Adı, her ne kadar Cafe Taş Bebek ise de, burada sergilenenlerin hepsi porselen bebek. Taş bebek yapımında yüz kollar ve bacaklar için gerçek taş kullanılıyor. Buradaki bebeklerin yüz, kol ve bacakları porselen.


Porselen üretimi ilk kez Çin’de başlamış. Çin’den getirdiği parlak, sert yüzeyli bu ürünleri Avrupa’ya Porcellana adı ile tanıtan, Marco Polo olmuş. Avrupalı aristokratların sahip olabildiği porselen ürünlerin üretilebilmesi için Fransa, İtalya, İngiltere, Macaristan, Almanya gibi bir çok Avrupa ülkesinde araştırma ve deney yapılmış. Sonunda; günlük kullanılan eşyalardan, hediyelik ve süs eşyalarına kadar çeşitli boyutlarda porselen objeler üretilebilmiş. Önce, Çin’den gelen porselen ürünler taklit edilmeye başlanmış. 18. yüzyılda başlayan sanayi devriminin seri üretimine karşın, köy ve kasabalarda el işçiliğine dayanan porselen obje üretimi yayılmış. Çin’de üretilen bebeklerin yüzleri pembe, sırlı ve parlak. Ancak, Avrupa ülkelerinde özellikle Almanya’nın Thuringia bölgesinde üretilen bebeklerin yüzleri doğala yakın ten renginde, daha yumuşak ve sıcak, sırsız ve parlak değil. Sırsız olan bu porselene bisküvit (bisque-biscuit) deniyor. Yüz, kol ve bacak için hazırlanan alçı kalıbın üzerine ince bir kil bulamacı (kaolin) sürülür. Kurutulduktan sonra, kalıptan ayrılan nesne fırında 14 saat süre ile 1260 derece sıcaklıkta pişirilir. Pişirme sonunda sertleşen, yarı saydam hale gelen nesne cilalama işlemi ile pürüzsüz hale gelir. Renk ve desen uygulamasından sonra, yapılan işlemin kalıcılığını sağlamak için 704 derecelik fırında 4 saat süre ile pişirilir. Bebeklerin görünmeyen, genellikle ense kısmına, yapım yerinin damgası vurulur. Bu damgadan yapım yılı, sanatçısı, firmanın adı gibi bilgiler elde edilir. Böylece koleksiyonlar bebekle ilgili önemli olan bu bilgileri elde ederler.
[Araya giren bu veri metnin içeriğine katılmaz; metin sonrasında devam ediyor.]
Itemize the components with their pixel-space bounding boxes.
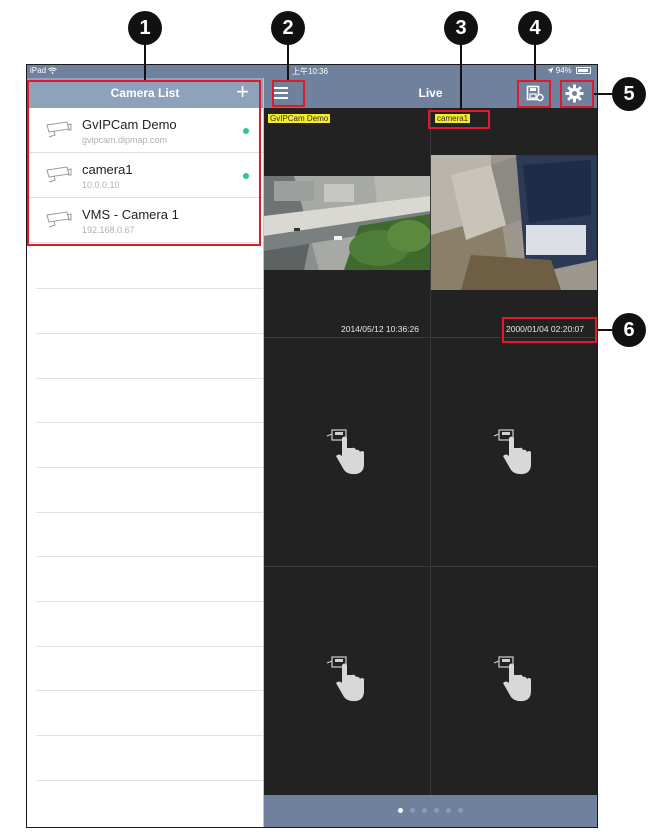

Bebeklerin porselen kısımlarının yapılmasından sonra, sıra onların birleştirilmesine ve iç kısımlarının doldurulmasına ve bir form verilmesine gelir. Çağın modasına uygun desen ve renkteki kumaşlardan kıyafetleri dikilir, ayakkabıları hazırlanır. Kıyafetlerde dantel, fisto, boncuk vs. gibi süsleme unsurları kullanılır. Buna şapka, çanta, takı gibi aksesuarları da dahildir. Olduğu dönemi yansıtan saç modelleriyle birlikte, bebek kullanıma hazır olur.



Cafe Taş Bebek girişinin sol tarafındaki oda mutfak olarak kullanılıyor. Mutfağın karşısına yerleştirilmiş panoda Cafe ziyaretçilerine ait anı notları bulunuyor.


Giriş katı büyük bir salon. Mutfaktan sonra yerleştirilmiş bir merdiven sağa ve sola ayrılarak bir oda ve terasa çıkıyor.


Girişten itibaren bütün duvarlara, ayrıca, vitrinlere ve pusetlere porselen bebekler yerleştirilmiş.


Aralarda oturma grupları ve salonun ortasında da bir soba bulunuyor. Merdivenin bulunduğu duvarlar, üst kattaki oda ve teras bölümü bebeklerle dolu.



Toplam 18000 den fazla bebek, ağırlıklı olarak Almanya, Fransa, İngiltere, Rusya, Macaristan gibi ülkelerden gelmiş. Şimdi Cafe Taş Bebek’in duvarlarını süslüyor.






Cafe Taş Bebek, kale gezisinde mola verilebilecek hoş bir mekân, müze tadında.
Bir başka yazımda buluşmak üzere, esen kalın sevgili dostlar.